Minyak Kayu Putih sendiri diperoleh dengan cara penyulingan khusus, dan menghasilkan produk lain. Wajar kalau kami tidak mendapat contoh penyulingan Kayu Putih, karena menyusuri perkebunan ini bukanlah tujuan utama. Saya bersama anggota Generasi Pesona Jogja (GenPi Jogja) dengan menggunakan Jeep Pringsurat (JPS) sedang melakukan Famtrip tur offroaddi Dusun Pringsurat Gunungkidul. Perjalanan offroad yang pertama untuk saya.
Dari Jogja, kami menggunakan bus pariwisata dengan 25 peserta dari divisi fotografer, video, media sosial, dan bloger. Bersama wakil dari Dinas Pariwisata Gunungkidul, kami menempuh lika-liku jalan sejak pukul 9.00 WIB. Diperkirakan seluruh kegiatan akan selesai pada pukul 18.00 WIB dengan kembali ke lokasi semula yaitu JEC, Bantul. Ada tiga lokasi wisata yang menjadi bagian dari perjalanan kami, dan artikel tentang destinasi terahkir ada pada daftar rencana kami.
Perjalanan dimulai dari sebuah balai bambu yang sudah lengkap dengan teh manis hangat, Gatot, Kacang Rebus dan Peyek. Beberapa dinding rumah di sekitar bale juga berbahan bambu, kami menyebutnya gedheksedangkan atap beratapkan genting tanah liat. Halaman rumah terkesan kering karena memang tak ada pohon lebat. Saya bergegas memakai krim pelembab untuk kedua lengan. Dasar kids jaman now.
Dari awal sesudah senam ala-ala karena saya ikuti dengan setengah hati walaupun instruktur serius mengajarkan, pilihan jeep sudah tersemat pada si biru. Ada dua warna dari enam jeep yang berkumpul di lapangan. Alhasil saya ahkirnya duduk manis di bangku depan jeep merah. Si Biru sudah diduduki teman GenPi Jogja yang lain.
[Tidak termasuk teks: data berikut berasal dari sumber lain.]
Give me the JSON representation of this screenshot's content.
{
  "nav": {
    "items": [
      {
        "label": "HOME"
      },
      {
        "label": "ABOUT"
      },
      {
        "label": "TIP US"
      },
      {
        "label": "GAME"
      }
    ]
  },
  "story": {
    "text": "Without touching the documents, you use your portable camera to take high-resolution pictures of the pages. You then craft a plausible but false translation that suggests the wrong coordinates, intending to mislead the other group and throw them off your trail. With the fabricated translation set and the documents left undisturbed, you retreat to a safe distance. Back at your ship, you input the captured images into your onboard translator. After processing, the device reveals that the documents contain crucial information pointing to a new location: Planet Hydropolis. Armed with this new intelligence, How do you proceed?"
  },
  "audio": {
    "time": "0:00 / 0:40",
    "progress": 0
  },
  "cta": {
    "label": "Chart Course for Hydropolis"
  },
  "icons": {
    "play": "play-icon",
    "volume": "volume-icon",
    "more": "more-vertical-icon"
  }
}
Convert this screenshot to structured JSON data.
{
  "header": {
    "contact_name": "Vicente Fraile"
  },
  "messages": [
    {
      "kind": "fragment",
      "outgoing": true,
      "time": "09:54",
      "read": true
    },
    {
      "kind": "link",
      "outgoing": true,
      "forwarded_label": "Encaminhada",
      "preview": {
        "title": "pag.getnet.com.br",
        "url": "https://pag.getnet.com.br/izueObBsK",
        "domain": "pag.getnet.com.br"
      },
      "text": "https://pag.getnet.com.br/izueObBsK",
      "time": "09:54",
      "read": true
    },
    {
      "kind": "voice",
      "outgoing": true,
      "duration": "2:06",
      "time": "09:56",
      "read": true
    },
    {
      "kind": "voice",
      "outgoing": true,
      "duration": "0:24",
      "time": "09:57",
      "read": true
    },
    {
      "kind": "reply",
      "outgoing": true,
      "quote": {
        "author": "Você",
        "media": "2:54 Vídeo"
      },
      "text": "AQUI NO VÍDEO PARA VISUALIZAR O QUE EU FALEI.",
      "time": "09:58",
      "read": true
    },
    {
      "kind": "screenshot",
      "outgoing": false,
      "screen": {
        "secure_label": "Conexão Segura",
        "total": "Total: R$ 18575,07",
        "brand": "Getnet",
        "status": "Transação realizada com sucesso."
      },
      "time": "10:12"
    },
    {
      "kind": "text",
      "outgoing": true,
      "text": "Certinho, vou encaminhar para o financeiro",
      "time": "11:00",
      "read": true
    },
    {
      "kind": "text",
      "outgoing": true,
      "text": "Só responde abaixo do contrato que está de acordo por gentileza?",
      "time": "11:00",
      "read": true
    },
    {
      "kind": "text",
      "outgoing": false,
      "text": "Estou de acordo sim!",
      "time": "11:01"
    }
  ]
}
"Mba, kok kamu bisa tenang begitu? Padahal baru yang pertama kali offroad." Saya hanya tersenyum simpul saat mba Riana yang mengenggam erat besi belakang jeep. Mungkin karena saya duduk di kursi samping pengemudi jadi tidak terjadi kepanikan. Jika terhempas di antara jalan yang berbatuan, maka hanya tangan dan pinggul saya yang terkena pegangan jeep. Punggung saya memang ada tempat bersandar, dan kemungkinan terpental dari jeep kecil. Lagipula saya percaya jeep yang saya tunggangi akan lancar membawa melewati sungai, bebatuan, dan kubangan lumpur. Sedikit aneh karena saya tidak mudah percaya sebenarnya
Awalnya saya tidak mengetahui setelah melewati sungai dengan minim air, kami akan melewati perkebunan Kayu Putih. Yang jelas saya bersemangat untuk berdiri di jeep walau kulit kepala terasa protes karena terpapar surya secara terus menerus. Saya pikir akan lebih baik ada helm khusus peserta maupun pengemudi, baik untuk keamanan maupun kesehatan. Saya sedikit menyesal kenapa tidak serius melakukan senam dari instruktur tadi. Pengalaman yang saya alami mungkin akan berbeda dengan dirasakan peserta lain, tapi secara garis besar semua senang. Memar di beberapa bagian tubuh mungkin akan terjadi, tergantung posisi tubuh kita saat di jeep. Sepasang sandal gunung yang saya pakai sudah bermandikan air sungai yang berlumpur, dan roda jeep juga sudah tak berwarna hitam. Beberapa adonan tanah liat sudah menyapa saya di kaap depan jeep, untung tidak menempel di kaca mata saya.
Memang tak ada yang perlu dirisaukan pada ahkirnya kecuali badan lelah karena kecapekan, dan goncangan yang tersela sekian menit saja. Memang akan lebih baik jika dilengkapi dengan peralatan yang membuat semua peserta merasa lebih nyaman. Memang tidak kenyamanan seseorang tidaklah sama, namun tentu ada standar yang umum dikenakan.
Foto-foto yang terdapat di artikel ini tentu sudah lebih dari cukup untuk menceritakan semua yang kami lewati. Perjalanan kedua Famtrip setelah offroad adalah Cave Boating di Gua Tanding yang akan segera tayang pada waktunya.After all, perjalanan dengan Jeep Pringsurat (JPS) perlu anda sambangi saat wisata di Gunungkidul. Tentu anda perlu reservasi dan menanyakan dengan detail tentang rute, perlengkapan selain jeep, pengemudi dan fasilitas yang anda dapatkan.Jadi anda siap ke Gunungkidul?